Je récupère le papier et le place dans la poche droite de mon pantalon blanc à LED rose intégré sur chaque côté . Je me rapproche du lavabo et fait couler le robinet pour me rafraîchir le visage. L’eau froide me fait du bien. A coup sûr, ça va me réveiller. Car, cette fois, j’en suis sûre… je suis en plein rêve. Je relève ma tête pour me regarder dans le miroir mais j’ai toujours dix ans de plus, ça fait drôle.
Je sors dans le couloir. Les vieux papiers peints orange à fleurs sont devenus de sublime mur bleu orné d’or. La chambre de mes parents est devenue une salle de jeux et celle que je pense être la chambre de Paulo, une grande salle de cinéma.
Je regarde partout et en reste sur les fesses. Oui, littéralement. Je suis chamboulée par tout ce grand changement. Par mon propre changement. Je suis devenue une belle-gosse. Est-ce que mes parents vont le remarquer ?
Papa !… Maman!… Vous êtes la ?!
Mais en guise de réponse, je n’ai que le bruit du silence. Je décide donc de crier de plus belle, tout en descendant à grande vitesse les quelques marches en marbre blanc.
Allo !!! Maman …! Papa …! Y a-t-il quelqu’un dans cette baraque ?!
Encore une fois, personne ne me répond. Je dois me résoudre à cette solution, je suis toute seule à la maison, ils doivent être au travail.
Me voilà dans le halle d’entrée, la porte est grande ouverte… bizarre. Ce n’est pas dans leurs habitudes de la laisser ouverte. Mon père est plutôt du genre à la fermer à double tours. Quand à ma mère, elle ne la ferme qu’à un seul tour et nous laisse tout le temps un mot sur la porte, pour nous souhaiter une bonne journée. Seulement cette fois, il n’y a ni mot ni serrure fermée à double tours. Il y a juste une porte grande ouverte sur rien. Quand soudain, une voix retentit et me fait sursauter.
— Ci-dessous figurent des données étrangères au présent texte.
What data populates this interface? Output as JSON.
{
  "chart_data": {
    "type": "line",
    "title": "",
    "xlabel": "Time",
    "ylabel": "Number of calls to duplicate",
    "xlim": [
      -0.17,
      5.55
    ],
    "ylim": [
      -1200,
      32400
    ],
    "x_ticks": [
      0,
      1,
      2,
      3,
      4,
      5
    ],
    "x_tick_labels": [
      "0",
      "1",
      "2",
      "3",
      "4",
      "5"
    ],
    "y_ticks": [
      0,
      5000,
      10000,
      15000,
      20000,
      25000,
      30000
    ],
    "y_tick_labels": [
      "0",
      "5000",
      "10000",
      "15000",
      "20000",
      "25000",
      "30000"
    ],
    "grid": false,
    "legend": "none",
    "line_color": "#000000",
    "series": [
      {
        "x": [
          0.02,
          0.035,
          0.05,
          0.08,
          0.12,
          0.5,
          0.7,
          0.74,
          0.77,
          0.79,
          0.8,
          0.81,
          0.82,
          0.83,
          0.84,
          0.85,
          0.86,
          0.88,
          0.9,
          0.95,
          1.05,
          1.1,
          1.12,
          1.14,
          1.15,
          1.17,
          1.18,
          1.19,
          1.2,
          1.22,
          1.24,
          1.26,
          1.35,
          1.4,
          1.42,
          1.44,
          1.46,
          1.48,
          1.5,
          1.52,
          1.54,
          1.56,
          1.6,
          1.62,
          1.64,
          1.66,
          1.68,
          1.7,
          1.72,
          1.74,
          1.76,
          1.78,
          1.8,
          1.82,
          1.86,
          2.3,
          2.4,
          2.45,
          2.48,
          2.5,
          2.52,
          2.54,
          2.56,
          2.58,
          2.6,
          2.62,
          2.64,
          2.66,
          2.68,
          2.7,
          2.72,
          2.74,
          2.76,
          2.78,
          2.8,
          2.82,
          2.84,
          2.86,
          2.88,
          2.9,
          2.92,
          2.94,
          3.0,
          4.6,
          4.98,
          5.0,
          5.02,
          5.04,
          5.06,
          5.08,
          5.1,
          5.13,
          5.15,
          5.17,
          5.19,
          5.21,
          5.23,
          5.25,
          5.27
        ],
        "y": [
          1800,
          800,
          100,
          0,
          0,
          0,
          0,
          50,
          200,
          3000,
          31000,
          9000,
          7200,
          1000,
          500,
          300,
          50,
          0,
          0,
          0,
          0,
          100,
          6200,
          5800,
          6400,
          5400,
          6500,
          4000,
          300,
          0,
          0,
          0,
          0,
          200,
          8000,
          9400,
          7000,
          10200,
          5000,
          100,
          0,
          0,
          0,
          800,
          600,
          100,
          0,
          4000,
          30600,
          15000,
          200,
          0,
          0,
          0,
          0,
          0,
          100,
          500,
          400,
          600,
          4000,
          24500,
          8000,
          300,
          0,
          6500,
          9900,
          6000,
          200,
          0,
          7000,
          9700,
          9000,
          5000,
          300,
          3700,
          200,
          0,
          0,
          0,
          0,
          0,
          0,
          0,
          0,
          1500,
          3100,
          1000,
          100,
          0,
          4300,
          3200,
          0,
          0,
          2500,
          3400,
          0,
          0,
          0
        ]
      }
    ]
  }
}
Nous sommes là, Elsa ! Nous sommes là !
Une chose est sûre, ce n’est pas la voix de mes parents. Je commence à paniquer.
Qui êtes vous ? Que voulez vous ? dis -je en cherchant partout .
Je suis ton cerveaux et je suis accompagné de ton coeur avec qui je suis constamment relié. N’ai crainte, nous allons juste t’aider à sortir de ton rêve dans lequel tu es enfermé.
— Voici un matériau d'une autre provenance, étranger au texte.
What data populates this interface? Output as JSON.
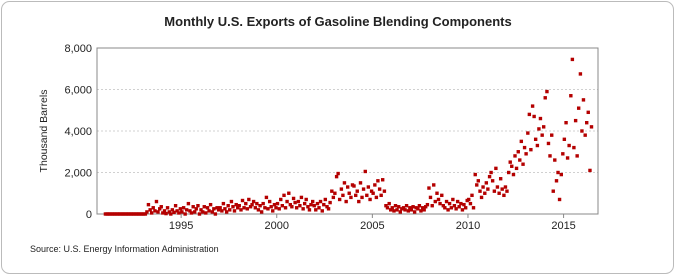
{
  "chart_data": {
    "type": "scatter",
    "title": "Monthly U.S. Exports of Gasoline Blending Components",
    "y_label": "Thousand Barrels",
    "source": "Source: U.S. Energy Information Administration",
    "color": "#b40000",
    "grid": true,
    "xlim": [
      1990.6,
      2016.8
    ],
    "xticks": [
      1995,
      2000,
      2005,
      2010,
      2015
    ],
    "ylim": [
      0,
      8000
    ],
    "yticks": [
      0,
      {
        "value": 2000,
        "label": "2,000"
      },
      {
        "value": 4000,
        "label": "4,000"
      },
      {
        "value": 6000,
        "label": "6,000"
      },
      {
        "value": 8000,
        "label": "8,000"
      }
    ],
    "x": [
      1991.04,
      1991.13,
      1991.21,
      1991.29,
      1991.38,
      1991.46,
      1991.54,
      1991.63,
      1991.71,
      1991.79,
      1991.88,
      1991.96,
      1992.04,
      1992.13,
      1992.21,
      1992.29,
      1992.38,
      1992.46,
      1992.54,
      1992.63,
      1992.71,
      1992.79,
      1992.88,
      1992.96,
      1993.04,
      1993.13,
      1993.21,
      1993.29,
      1993.38,
      1993.46,
      1993.54,
      1993.63,
      1993.71,
      1993.79,
      1993.88,
      1993.96,
      1994.04,
      1994.13,
      1994.21,
      1994.29,
      1994.38,
      1994.46,
      1994.54,
      1994.63,
      1994.71,
      1994.79,
      1994.88,
      1994.96,
      1995.04,
      1995.13,
      1995.21,
      1995.29,
      1995.38,
      1995.46,
      1995.54,
      1995.63,
      1995.71,
      1995.79,
      1995.88,
      1995.96,
      1996.04,
      1996.13,
      1996.21,
      1996.29,
      1996.38,
      1996.46,
      1996.54,
      1996.63,
      1996.71,
      1996.79,
      1996.88,
      1996.96,
      1997.04,
      1997.13,
      1997.21,
      1997.29,
      1997.38,
      1997.46,
      1997.54,
      1997.63,
      1997.71,
      1997.79,
      1997.88,
      1997.96,
      1998.04,
      1998.13,
      1998.21,
      1998.29,
      1998.38,
      1998.46,
      1998.54,
      1998.63,
      1998.71,
      1998.79,
      1998.88,
      1998.96,
      1999.04,
      1999.13,
      1999.21,
      1999.29,
      1999.38,
      1999.46,
      1999.54,
      1999.63,
      1999.71,
      1999.79,
      1999.88,
      1999.96,
      2000.04,
      2000.13,
      2000.21,
      2000.29,
      2000.38,
      2000.46,
      2000.54,
      2000.63,
      2000.71,
      2000.79,
      2000.88,
      2000.96,
      2001.04,
      2001.13,
      2001.21,
      2001.29,
      2001.38,
      2001.46,
      2001.54,
      2001.63,
      2001.71,
      2001.79,
      2001.88,
      2001.96,
      2002.04,
      2002.13,
      2002.21,
      2002.29,
      2002.38,
      2002.46,
      2002.54,
      2002.63,
      2002.71,
      2002.79,
      2002.88,
      2002.96,
      2003.04,
      2003.13,
      2003.21,
      2003.29,
      2003.38,
      2003.46,
      2003.54,
      2003.63,
      2003.71,
      2003.79,
      2003.88,
      2003.96,
      2004.04,
      2004.13,
      2004.21,
      2004.29,
      2004.38,
      2004.46,
      2004.54,
      2004.63,
      2004.71,
      2004.79,
      2004.88,
      2004.96,
      2005.04,
      2005.13,
      2005.21,
      2005.29,
      2005.38,
      2005.46,
      2005.54,
      2005.63,
      2005.71,
      2005.79,
      2005.88,
      2005.96,
      2006.04,
      2006.13,
      2006.21,
      2006.29,
      2006.38,
      2006.46,
      2006.54,
      2006.63,
      2006.71,
      2006.79,
      2006.88,
      2006.96,
      2007.04,
      2007.13,
      2007.21,
      2007.29,
      2007.38,
      2007.46,
      2007.54,
      2007.63,
      2007.71,
      2007.79,
      2007.88,
      2007.96,
      2008.04,
      2008.13,
      2008.21,
      2008.29,
      2008.38,
      2008.46,
      2008.54,
      2008.63,
      2008.71,
      2008.79,
      2008.88,
      2008.96,
      2009.04,
      2009.13,
      2009.21,
      2009.29,
      2009.38,
      2009.46,
      2009.54,
      2009.63,
      2009.71,
      2009.79,
      2009.88,
      2009.96,
      2010.04,
      2010.13,
      2010.21,
      2010.29,
      2010.38,
      2010.46,
      2010.54,
      2010.63,
      2010.71,
      2010.79,
      2010.88,
      2010.96,
      2011.04,
      2011.13,
      2011.21,
      2011.29,
      2011.38,
      2011.46,
      2011.54,
      2011.63,
      2011.71,
      2011.79,
      2011.88,
      2011.96,
      2012.04,
      2012.13,
      2012.21,
      2012.29,
      2012.38,
      2012.46,
      2012.54,
      2012.63,
      2012.71,
      2012.79,
      2012.88,
      2012.96,
      2013.04,
      2013.13,
      2013.21,
      2013.29,
      2013.38,
      2013.46,
      2013.54,
      2013.63,
      2013.71,
      2013.79,
      2013.88,
      2013.96,
      2014.04,
      2014.13,
      2014.21,
      2014.29,
      2014.38,
      2014.46,
      2014.54,
      2014.63,
      2014.71,
      2014.79,
      2014.88,
      2014.96,
      2015.04,
      2015.13,
      2015.21,
      2015.29,
      2015.38,
      2015.46,
      2015.54,
      2015.63,
      2015.71,
      2015.79,
      2015.88,
      2015.96,
      2016.04,
      2016.13,
      2016.21,
      2016.29,
      2016.38,
      2016.46
    ],
    "values": [
      0,
      0,
      0,
      0,
      0,
      0,
      0,
      0,
      0,
      0,
      0,
      0,
      0,
      0,
      0,
      0,
      0,
      0,
      0,
      0,
      0,
      0,
      0,
      0,
      0,
      0,
      100,
      450,
      200,
      50,
      300,
      150,
      600,
      100,
      250,
      350,
      50,
      150,
      20,
      300,
      100,
      0,
      200,
      80,
      400,
      150,
      50,
      250,
      100,
      300,
      0,
      200,
      500,
      150,
      50,
      350,
      100,
      250,
      400,
      0,
      200,
      100,
      350,
      50,
      300,
      150,
      450,
      100,
      250,
      0,
      300,
      200,
      300,
      150,
      500,
      250,
      100,
      400,
      200,
      600,
      350,
      150,
      450,
      300,
      400,
      200,
      650,
      300,
      500,
      250,
      700,
      350,
      450,
      600,
      300,
      500,
      200,
      400,
      100,
      500,
      300,
      800,
      250,
      600,
      350,
      150,
      450,
      300,
      500,
      250,
      700,
      400,
      900,
      300,
      600,
      1000,
      450,
      350,
      750,
      550,
      300,
      600,
      400,
      800,
      250,
      500,
      700,
      350,
      200,
      450,
      600,
      400,
      200,
      500,
      300,
      600,
      150,
      450,
      700,
      350,
      250,
      550,
      1100,
      800,
      1000,
      1800,
      1950,
      700,
      1200,
      900,
      1500,
      600,
      1300,
      1000,
      800,
      1400,
      1350,
      900,
      1100,
      600,
      1500,
      800,
      1200,
      2050,
      900,
      1300,
      700,
      1100,
      1000,
      1400,
      800,
      1600,
      1200,
      900,
      1650,
      1100,
      400,
      300,
      500,
      200,
      300,
      150,
      400,
      200,
      350,
      100,
      250,
      300,
      200,
      400,
      150,
      300,
      200,
      350,
      100,
      300,
      250,
      400,
      150,
      300,
      200,
      350,
      450,
      1250,
      800,
      400,
      1400,
      600,
      1000,
      700,
      500,
      900,
      400,
      300,
      600,
      200,
      500,
      300,
      700,
      400,
      250,
      600,
      350,
      500,
      200,
      450,
      300,
      650,
      700,
      500,
      900,
      300,
      1900,
      1400,
      1600,
      1100,
      800,
      1300,
      1000,
      1500,
      1200,
      1800,
      2000,
      1600,
      1100,
      2200,
      1300,
      1000,
      1700,
      1200,
      900,
      1300,
      1100,
      2000,
      2500,
      2300,
      1900,
      2800,
      2200,
      3000,
      2600,
      3500,
      2400,
      3200,
      2900,
      3900,
      4800,
      3100,
      5200,
      4700,
      3600,
      3300,
      4100,
      4600,
      3800,
      4200,
      5600,
      5900,
      3400,
      2800,
      3800,
      1100,
      2600,
      1600,
      2000,
      700,
      1900,
      2900,
      3600,
      4400,
      2700,
      3300,
      5700,
      7450,
      3200,
      4500,
      2800,
      5100,
      6750,
      4000,
      5500,
      3800,
      4400,
      4900,
      2100,
      4200
    ]
  }
}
Ok, là c’est trop. Si c’est une blague, elle est vraiment nulle, hurlais-je de plus belle en tournant sur moi-même.
Non, c’est la vérité vrai, répondit celui qui dit être mon cœur.
Ne me dite pas que c’est pas vrai ! Un coeur et un cerveaux ça ne parle pas. Bientôt mon cul va se mettre à parler lui aussi ? Non mais allo !! Et puis vous n’êtes pas relié. Comment pouvez vous me dire ça ? Depuis combien de temps suis – je enfermé dans mon rêve ? Comment puis – je en sortir ? dis – je d’un air un peu moqueur mais en panique réelle.
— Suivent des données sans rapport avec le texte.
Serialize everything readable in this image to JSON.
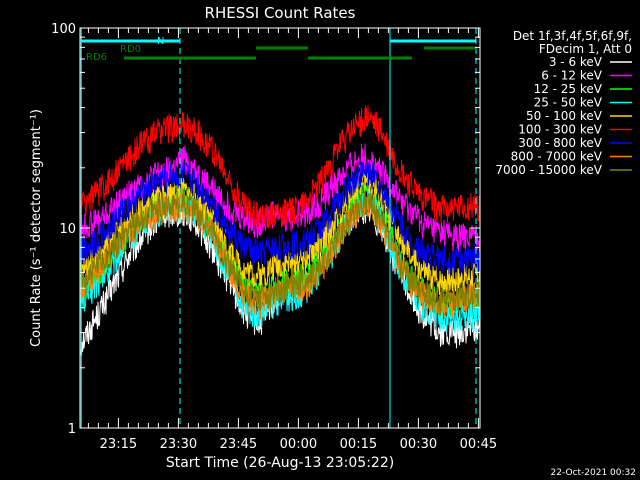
{
  "chart_data": {
    "type": "line",
    "title": "RHESSI Count Rates",
    "xlabel": "Start Time (26-Aug-13 23:05:22)",
    "ylabel": "Count Rate (s⁻¹ detector segment⁻¹)",
    "ylog": true,
    "ylim": [
      1,
      100
    ],
    "xlim_minutes": [
      0,
      100
    ],
    "x_ticks": [
      {
        "label": "23:15",
        "min": 9.6
      },
      {
        "label": "23:30",
        "min": 24.6
      },
      {
        "label": "23:45",
        "min": 39.6
      },
      {
        "label": "00:00",
        "min": 54.6
      },
      {
        "label": "00:15",
        "min": 69.6
      },
      {
        "label": "00:30",
        "min": 84.6
      },
      {
        "label": "00:45",
        "min": 99.6
      }
    ],
    "y_ticks": [
      {
        "label": "1",
        "value": 1
      },
      {
        "label": "10",
        "value": 10
      },
      {
        "label": "100",
        "value": 100
      }
    ],
    "legend_position": "right",
    "legend_header": [
      "Det 1f,3f,4f,5f,6f,9f,",
      "FDecim 1, Att 0"
    ],
    "series": [
      {
        "name": "3 - 6 keV",
        "color": "#ffffff",
        "points": [
          [
            0,
            2.6
          ],
          [
            6,
            4.2
          ],
          [
            12,
            7.2
          ],
          [
            18,
            10.5
          ],
          [
            22,
            12.0
          ],
          [
            26,
            12.2
          ],
          [
            29,
            10.8
          ],
          [
            33,
            8.0
          ],
          [
            37,
            5.6
          ],
          [
            41,
            3.8
          ],
          [
            45,
            3.3
          ],
          [
            49,
            4.5
          ],
          [
            53,
            5.0
          ],
          [
            57,
            5.6
          ],
          [
            61,
            7.2
          ],
          [
            65,
            9.5
          ],
          [
            69,
            12.0
          ],
          [
            72,
            12.8
          ],
          [
            75,
            10.5
          ],
          [
            78,
            7.5
          ],
          [
            82,
            5.0
          ],
          [
            86,
            3.6
          ],
          [
            90,
            3.0
          ],
          [
            95,
            3.0
          ],
          [
            99,
            3.2
          ]
        ]
      },
      {
        "name": "6 - 12 keV",
        "color": "#ff00ff",
        "points": [
          [
            0,
            10.0
          ],
          [
            5,
            11.0
          ],
          [
            10,
            13.5
          ],
          [
            15,
            16.5
          ],
          [
            20,
            19.0
          ],
          [
            24,
            20.0
          ],
          [
            26,
            22.5
          ],
          [
            28,
            20.0
          ],
          [
            32,
            16.5
          ],
          [
            36,
            13.5
          ],
          [
            40,
            11.5
          ],
          [
            44,
            10.5
          ],
          [
            48,
            12.0
          ],
          [
            52,
            11.5
          ],
          [
            56,
            12.0
          ],
          [
            60,
            13.5
          ],
          [
            64,
            17.0
          ],
          [
            68,
            21.0
          ],
          [
            71,
            23.0
          ],
          [
            74,
            20.5
          ],
          [
            78,
            16.0
          ],
          [
            82,
            12.5
          ],
          [
            86,
            10.5
          ],
          [
            90,
            9.5
          ],
          [
            95,
            9.0
          ],
          [
            99,
            9.0
          ]
        ]
      },
      {
        "name": "12 - 25 keV",
        "color": "#00ff00",
        "points": [
          [
            0,
            4.8
          ],
          [
            6,
            6.5
          ],
          [
            12,
            9.5
          ],
          [
            18,
            12.5
          ],
          [
            22,
            14.0
          ],
          [
            26,
            14.2
          ],
          [
            29,
            13.0
          ],
          [
            33,
            10.0
          ],
          [
            37,
            7.0
          ],
          [
            41,
            5.0
          ],
          [
            45,
            4.6
          ],
          [
            49,
            5.2
          ],
          [
            53,
            5.5
          ],
          [
            57,
            6.0
          ],
          [
            61,
            7.2
          ],
          [
            65,
            10.0
          ],
          [
            69,
            13.8
          ],
          [
            72,
            15.0
          ],
          [
            75,
            12.5
          ],
          [
            78,
            9.0
          ],
          [
            82,
            6.0
          ],
          [
            86,
            4.8
          ],
          [
            90,
            4.2
          ],
          [
            95,
            4.2
          ],
          [
            99,
            4.4
          ]
        ]
      },
      {
        "name": "25 - 50 keV",
        "color": "#00ffff",
        "points": [
          [
            0,
            4.2
          ],
          [
            6,
            5.8
          ],
          [
            12,
            8.8
          ],
          [
            18,
            11.5
          ],
          [
            22,
            13.0
          ],
          [
            26,
            13.0
          ],
          [
            29,
            12.0
          ],
          [
            33,
            9.0
          ],
          [
            37,
            6.0
          ],
          [
            41,
            4.0
          ],
          [
            45,
            3.7
          ],
          [
            49,
            4.3
          ],
          [
            53,
            4.6
          ],
          [
            57,
            5.0
          ],
          [
            61,
            6.2
          ],
          [
            65,
            9.0
          ],
          [
            69,
            12.8
          ],
          [
            72,
            14.0
          ],
          [
            75,
            11.5
          ],
          [
            78,
            8.0
          ],
          [
            82,
            5.2
          ],
          [
            86,
            4.0
          ],
          [
            90,
            3.6
          ],
          [
            95,
            3.6
          ],
          [
            99,
            3.8
          ]
        ]
      },
      {
        "name": "50 - 100 keV",
        "color": "#ffd700",
        "points": [
          [
            0,
            6.0
          ],
          [
            6,
            7.8
          ],
          [
            12,
            11.0
          ],
          [
            18,
            13.5
          ],
          [
            22,
            15.0
          ],
          [
            26,
            15.5
          ],
          [
            29,
            14.0
          ],
          [
            33,
            11.0
          ],
          [
            37,
            8.0
          ],
          [
            41,
            6.2
          ],
          [
            45,
            5.8
          ],
          [
            49,
            6.6
          ],
          [
            53,
            6.8
          ],
          [
            57,
            7.3
          ],
          [
            61,
            8.8
          ],
          [
            65,
            12.0
          ],
          [
            69,
            16.0
          ],
          [
            72,
            17.5
          ],
          [
            75,
            14.5
          ],
          [
            78,
            10.5
          ],
          [
            82,
            7.5
          ],
          [
            86,
            6.0
          ],
          [
            90,
            5.5
          ],
          [
            95,
            5.6
          ],
          [
            99,
            5.8
          ]
        ]
      },
      {
        "name": "100 - 300 keV",
        "color": "#ff0000",
        "points": [
          [
            0,
            13.0
          ],
          [
            5,
            15.5
          ],
          [
            10,
            20.0
          ],
          [
            15,
            26.0
          ],
          [
            20,
            31.0
          ],
          [
            25,
            33.0
          ],
          [
            29,
            31.0
          ],
          [
            33,
            25.0
          ],
          [
            37,
            17.5
          ],
          [
            41,
            13.0
          ],
          [
            45,
            11.5
          ],
          [
            49,
            12.0
          ],
          [
            53,
            12.2
          ],
          [
            57,
            14.0
          ],
          [
            61,
            18.0
          ],
          [
            65,
            26.0
          ],
          [
            69,
            33.0
          ],
          [
            72,
            36.0
          ],
          [
            75,
            31.0
          ],
          [
            78,
            23.0
          ],
          [
            82,
            17.0
          ],
          [
            86,
            14.0
          ],
          [
            90,
            12.8
          ],
          [
            95,
            12.5
          ],
          [
            99,
            13.0
          ]
        ]
      },
      {
        "name": "300 - 800 keV",
        "color": "#0000ff",
        "points": [
          [
            0,
            7.5
          ],
          [
            6,
            9.5
          ],
          [
            12,
            13.0
          ],
          [
            18,
            16.5
          ],
          [
            22,
            18.0
          ],
          [
            26,
            18.5
          ],
          [
            29,
            17.0
          ],
          [
            33,
            13.5
          ],
          [
            37,
            10.0
          ],
          [
            41,
            8.0
          ],
          [
            45,
            7.5
          ],
          [
            49,
            8.0
          ],
          [
            53,
            8.2
          ],
          [
            57,
            8.8
          ],
          [
            61,
            10.5
          ],
          [
            65,
            14.0
          ],
          [
            69,
            18.0
          ],
          [
            72,
            19.5
          ],
          [
            75,
            16.5
          ],
          [
            78,
            12.5
          ],
          [
            82,
            9.0
          ],
          [
            86,
            7.5
          ],
          [
            90,
            7.0
          ],
          [
            95,
            7.0
          ],
          [
            99,
            7.2
          ]
        ]
      },
      {
        "name": "800 - 7000 keV",
        "color": "#ff8000",
        "points": [
          [
            0,
            5.0
          ],
          [
            6,
            6.8
          ],
          [
            12,
            9.5
          ],
          [
            18,
            11.5
          ],
          [
            22,
            12.8
          ],
          [
            26,
            13.0
          ],
          [
            29,
            12.0
          ],
          [
            33,
            9.5
          ],
          [
            37,
            6.5
          ],
          [
            41,
            4.5
          ],
          [
            45,
            4.2
          ],
          [
            49,
            4.8
          ],
          [
            53,
            5.0
          ],
          [
            57,
            5.3
          ],
          [
            61,
            6.6
          ],
          [
            65,
            9.2
          ],
          [
            69,
            12.0
          ],
          [
            72,
            13.0
          ],
          [
            75,
            10.8
          ],
          [
            78,
            8.0
          ],
          [
            82,
            5.6
          ],
          [
            86,
            4.6
          ],
          [
            90,
            4.2
          ],
          [
            95,
            4.4
          ],
          [
            99,
            4.6
          ]
        ]
      },
      {
        "name": "7000 - 15000 keV",
        "color": "#808000",
        "points": [
          [
            0,
            5.2
          ],
          [
            6,
            7.0
          ],
          [
            12,
            10.0
          ],
          [
            18,
            12.0
          ],
          [
            22,
            13.2
          ],
          [
            26,
            13.5
          ],
          [
            29,
            12.5
          ],
          [
            33,
            9.8
          ],
          [
            37,
            6.8
          ],
          [
            41,
            4.8
          ],
          [
            45,
            4.4
          ],
          [
            49,
            5.0
          ],
          [
            53,
            5.2
          ],
          [
            57,
            5.5
          ],
          [
            61,
            6.8
          ],
          [
            65,
            9.5
          ],
          [
            69,
            12.5
          ],
          [
            72,
            13.5
          ],
          [
            75,
            11.2
          ],
          [
            78,
            8.2
          ],
          [
            82,
            5.8
          ],
          [
            86,
            4.8
          ],
          [
            90,
            4.4
          ],
          [
            95,
            4.6
          ],
          [
            99,
            4.8
          ]
        ]
      }
    ],
    "annotations": {
      "vertical_lines": [
        {
          "min": 0.3,
          "style": "solid"
        },
        {
          "min": 25.0,
          "style": "dashed"
        },
        {
          "min": 77.5,
          "style": "solid"
        },
        {
          "min": 99.0,
          "style": "dashed"
        }
      ],
      "intervals": [
        {
          "label": "N",
          "color": "#00ffff",
          "row": 0,
          "segments": [
            [
              0.3,
              25.0
            ],
            [
              77.5,
              99.0
            ]
          ]
        },
        {
          "label": "RD0",
          "color": "#008000",
          "row": 1,
          "segments": [
            [
              44.0,
              57.0
            ],
            [
              86.0,
              99.0
            ]
          ]
        },
        {
          "label": "RD6",
          "color": "#008000",
          "row": 2,
          "segments": [
            [
              11.0,
              44.0
            ],
            [
              57.0,
              83.0
            ]
          ]
        }
      ]
    },
    "timestamp": "22-Oct-2021 00:32"
  }
}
Nous sommes certes pas relié au sens propre du terme mais indirectement car nous contrôlons tous les deux ton corps, dans un rêve tout est possible donc nous pouvons te parler et puis rassure toi, nous sommes là pour t’aider à t’évader de ce rêve dont tu est enfermé depuis dix longues années.
Je tombe de nouveau dans les pommes !

( 13 février, 2016 )

Elsa rose a la poursuite du bonheur

suite et fin du chapitre un

nous arrivons à l’interieur de l’établissement , lorsque nous voyons un type aux allures efféminés , à la taille de guêpe et à la démarche de gonzesse , levant sa main devant lui et nous criant .
- Youhou , les filles comment ça va ce matin ?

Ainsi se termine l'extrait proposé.